La direction de VNF continue de vanter les atouts de ce mode de transport « qui emporte le plus de volume, car un grand bateau équivaut à quatre trains. Le fluvial occupe en outre moins d’espace et émet moins de pollution par tonne transportée que les autres transports », détaille Thierry Guimbaud. Les cours d’eau présentent aussi l’avantage de fonctionner toute l’année de manière régulière, y compris les jours fériés. Les crues n’entravent la circulation qu’une semaine par an, en moyenne. VNF entretient les barrages, écluses et autres retenues d’eau qui contribuent à réguler les régimes hydrauliques. Enfin, la marge de progression est importante : « les voies d’eau sont utilisées à 25% de leur capacités ».
Mais on ne transporte pas n’importe quel bien par l’eau. « C’est un mode lourd, qui exige une construction logistique. Il faut un ou deux ans pour bâtir une offre, qui correspond à un choix industriel », précise le directeur général de VNF. Les modalités intéressent les gros chargeurs, qui peuvent prévoir longtemps à l’avance le volume des biens transportés. VNF s’adapte à la demande, et a par exemple synchronisé ses écluses pour répondre aux besoins de l’industriel chimique (nutrition-santé) Roquette Frères, dont le siège est situé au bord de la Lys, dans le Pas-de-Calais. En revanche, admet le responsable de VNF, « si on n’a qu’une palette à envoyer, il est plus facile de la mettre dans un camion ».
Canal Seine-Nord, les doutes de la Cour des comptes
En France, le transport fluvial plafonne à 3% des échanges de marchandises. Mais ce chiffre global cache des disparités régionales. Seul un grand quart nord-est est doté d’axes au gabarit suffisant. « Dans les régions où le transport par voie d’eau est possible, il atteint 10 ou 20%, et même 40% en Lorraine », assure Thierry Guimbaud. En revanche, le bassin du Rhône est largement sous-utilisé.
Pour améliorer l’offre, VNF régénère son réseau, numérise ses écluses, encourage la géolocalisation fluviale, augmente la capacité de certains canaux. L’établissement public mise sur le projet de canal Seine-Nord à grand gabarit, qui doit relier le bassin de l’Oise, en région parisienne, à ceux du Nord de la France et du Benelux. Au-delà du canal lui-même, VNF rappelle que cet ouvrage s’inscrirait dans une « liaison Seine-Escaut » comprenant au total 1 000 km de canaux. L’infrastructure en est encore au stade des « études pratiques et de la consultation des entreprises », indique Thierry Guimbaud. Le financement est « considéré comme bouclé », bien que la Cour des comptes ait, l’an dernier, déploré une hausse de 200% du budget tout en jugeant les objectifs de trafic « peu réalistes ». VNF espère « une progression de 50% du trafic par voie fluviale avant la mise en service du canal, et 50% après ».

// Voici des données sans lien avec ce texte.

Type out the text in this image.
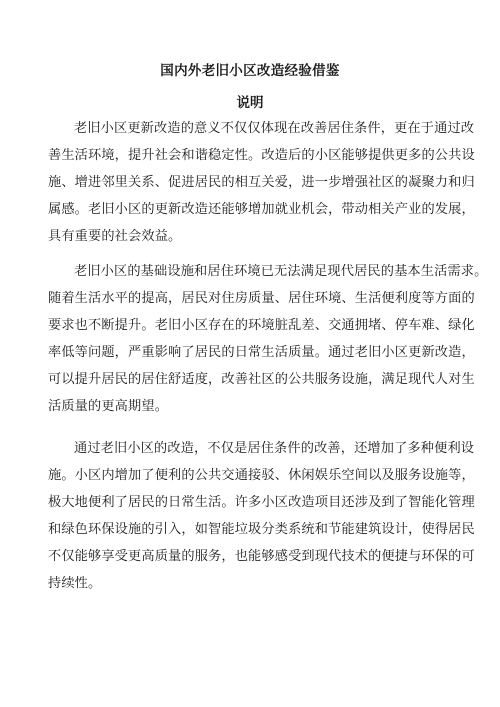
国内外老旧小区改造经验借鉴
说明
老旧小区更新改造的意义不仅仅体现在改善居住条件，更在于通过改
善生活环境，提升社会和谐稳定性。改造后的小区能够提供更多的公共设
施、增进邻里关系、促进居民的相互关爱，进一步增强社区的凝聚力和归
属感。老旧小区的更新改造还能够增加就业机会，带动相关产业的发展，
具有重要的社会效益。
老旧小区的基础设施和居住环境已无法满足现代居民的基本生活需求。
随着生活水平的提高，居民对住房质量、居住环境、生活便利度等方面的
要求也不断提升。老旧小区存在的环境脏乱差、交通拥堵、停车难、绿化
率低等问题，严重影响了居民的日常生活质量。通过老旧小区更新改造，
可以提升居民的居住舒适度，改善社区的公共服务设施，满足现代人对生
活质量的更高期望。
通过老旧小区的改造，不仅是居住条件的改善，还增加了多种便利设
施。小区内增加了便利的公共交通接驳、休闲娱乐空间以及服务设施等，
极大地便利了居民的日常生活。许多小区改造项目还涉及到了智能化管理
和绿色环保设施的引入，如智能垃圾分类系统和节能建筑设计，使得居民
不仅能够享受更高质量的服务，也能够感受到现代技术的便捷与环保的可
持续性。
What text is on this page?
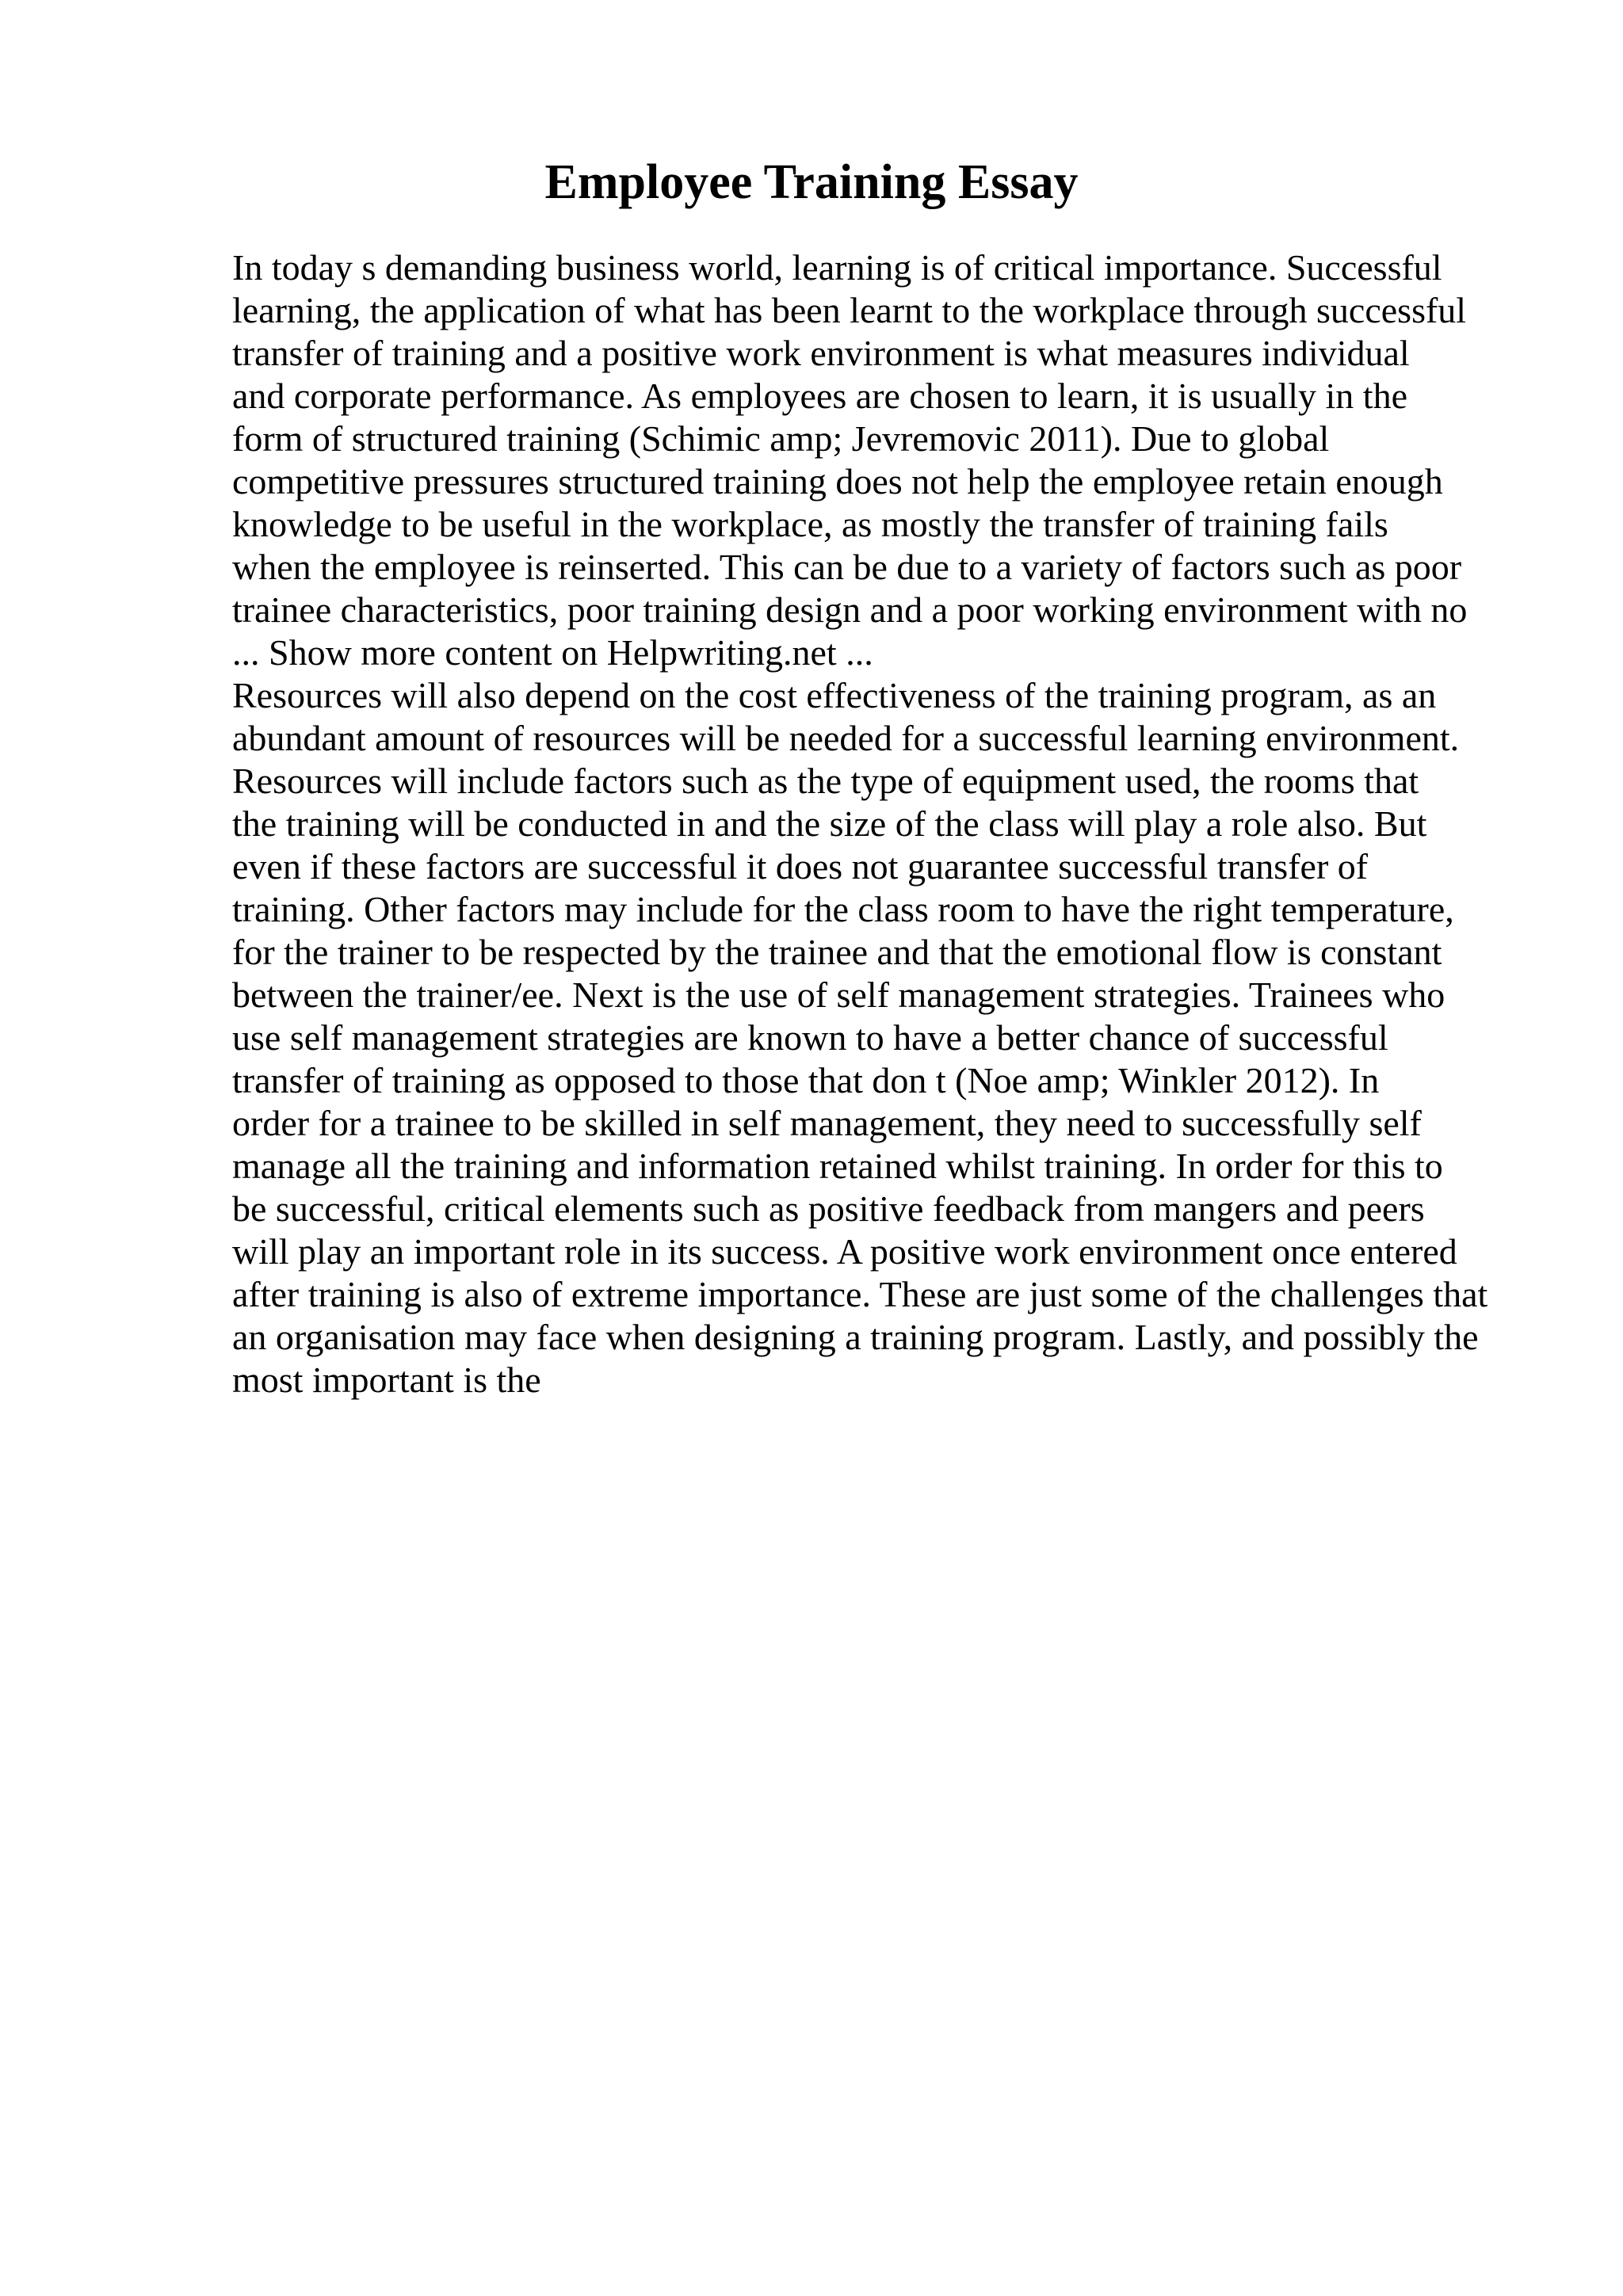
Employee Training Essay
In today s demanding business world, learning is of critical importance. Successful
learning, the application of what has been learnt to the workplace through successful
transfer of training and a positive work environment is what measures individual
and corporate performance. As employees are chosen to learn, it is usually in the
form of structured training (Schimic amp; Jevremovic 2011). Due to global
competitive pressures structured training does not help the employee retain enough
knowledge to be useful in the workplace, as mostly the transfer of training fails
when the employee is reinserted. This can be due to a variety of factors such as poor
trainee characteristics, poor training design and a poor working environment with no
... Show more content on Helpwriting.net ...
Resources will also depend on the cost effectiveness of the training program, as an
abundant amount of resources will be needed for a successful learning environment.
Resources will include factors such as the type of equipment used, the rooms that
the training will be conducted in and the size of the class will play a role also. But
even if these factors are successful it does not guarantee successful transfer of
training. Other factors may include for the class room to have the right temperature,
for the trainer to be respected by the trainee and that the emotional flow is constant
between the trainer/ee. Next is the use of self management strategies. Trainees who
use self management strategies are known to have a better chance of successful
transfer of training as opposed to those that don t (Noe amp; Winkler 2012). In
order for a trainee to be skilled in self management, they need to successfully self
manage all the training and information retained whilst training. In order for this to
be successful, critical elements such as positive feedback from mangers and peers
will play an important role in its success. A positive work environment once entered
after training is also of extreme importance. These are just some of the challenges that
an organisation may face when designing a training program. Lastly, and possibly the
most important is the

Ce ne sont pas les seules ambitions de l’établissement public. « Les retombées touristiques de la voie fluviale atteignent 1,4 milliard d’euros par an, et nous avons pour objectif de passer à 3 milliards », dit Thierry Guimbaud. L’activité touristique autour des voies d’eau prend plusieurs formes, des bateaux-promenade aux paquebots fluviaux en passant par la location de barques ou le cyclotourisme. Des chemins de halage deviennent des pistes cyclables, des maisons éclusières sont transformées en guinguettes, des écluses font l’objet de scénographies destinées à retenir les promeneurs. Dans les villes, les berges qui accueillaient des voies routières à grand gabarit sont aménagées en promenades piétonnes.
Mais l’espace fluvial, autour de la voie d’eau, ne peut être seulement récréatif. VNF veut se positionner comme un acteur de la logistique urbaine. Plusieurs collectivités, comme la métropole de Lyon, cherchent à encourager les livraisons par péniche. « Le bateau présente un immense avantage », précise Thierry Guimbaud, « il ne va pas vite. Les opérations de préparation peuvent donc se dérouler à bord, le temps de l’acheminement ». Mais comme pour le transport de marchandises industrielles, une telle organisation requiert du temps. « Le logisticien a besoin de stabilité. Une offre ne devient rentable économiquement et environnementalement que si elle se construit dans la durée », explique le directeur général de VNF. L’été prochain, quoi qu’il nous arrive, les cours d’eau seront toujours là.